Strangely, the key didn’t fit. About the same time it started to dawn on me that this wasn’t actually my car, an older guy got out of the car to see what the hell I was doing. Oops!
I laughed and explained that my car was the same color, and I wasn’t paying attention (he was parked in a spot I frequently park in, so I was on autopilot). He just gave me an irritated look, came back to examine the trunk’s lock, and went back to sit down. Ooooookay. Whatever.
As I sat on my trunk to take my skates off (the right one this time!), I found an irritation and judgment start to surge. “WTF, dude? Can’t you just laugh with me at that? What’s your problem?” Of course, the irritation and judgment was really just masking embarassment and feeling stupid.
As I noticed that irritation build, I made a conscious decision to apply a couple ideas from The Aliveness CODE.
First, story management. My story was that he was a jerk, and should have been friendlier to me. I thought, what else might be true?
For all I knew, something really challenging might have just happened in his life, and he was sitting in the car processing it. If that had been the case for me, I probably wouldn’t have been my normal friendly self.
From there, I decided a little heart-centricity was in order.

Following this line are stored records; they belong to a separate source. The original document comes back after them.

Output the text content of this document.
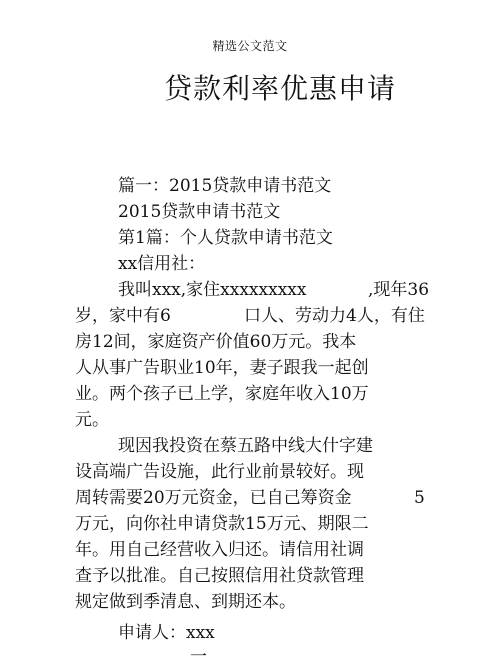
精选公文范文
贷款利率优惠申请
篇一：2015贷款申请书范文
2015贷款申请书范文
第1篇：个人贷款申请书范文
xx信用社：
我叫xxx,家住xxxxxxxxx	,现年36
岁，家中有6	口人、劳动力4人，有住
房12间，家庭资产价值60万元。我本
人从事广告职业10年，妻子跟我一起创
业。两个孩子已上学，家庭年收入10万
元。
现因我投资在蔡五路中线大什字建
设高端广告设施，此行业前景较好。现
周转需要20万元资金，已自己筹资金	5
万元，向你社申请贷款15万元、期限二
年。用自己经营收入归还。请信用社调
查予以批准。自己按照信用社贷款管理
规定做到季清息、到期还本。
申请人：xxx
一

There’s a Buddhist meditation called Tonglen where you breathe in the negative/toxic/painful/etc. and breathe out the positive/nourishing/healing/etc. I think of it as breathing in what’s challenging in the world, letting my heart transform it, and breathing the result back out.
I decided that at some level this guy was feeling pain (more story management). Maybe as a direct result of something that just happened, or maybe something deeper that caused him to consistently show up in an unfriendly way. I didn’t know, and that didn’t matter. Because I was making up a new, less constricting story.
I closed my eyes and breathed in and out for a few breaths. Pain in. Compassion out. Pain in. Compassion out.
Then I went back to taking my skates off.
I felt much better. The irritation had dissolved, and I had had an opportunity to practice immersing myself in the kind of feeling I want more of in my life.
What could easily have left me with a lingering grumble ended up being a chance to reinforce showing up as the person I aspire to be. It gave me a chance to practice heading a constrictive habit off at the pass, and build new pathways in my brain that will make it easier to go there next time something like that happens.
Life is full of opportunities to take yet another step towards an inner sense of peace, if we’re willing to engage them.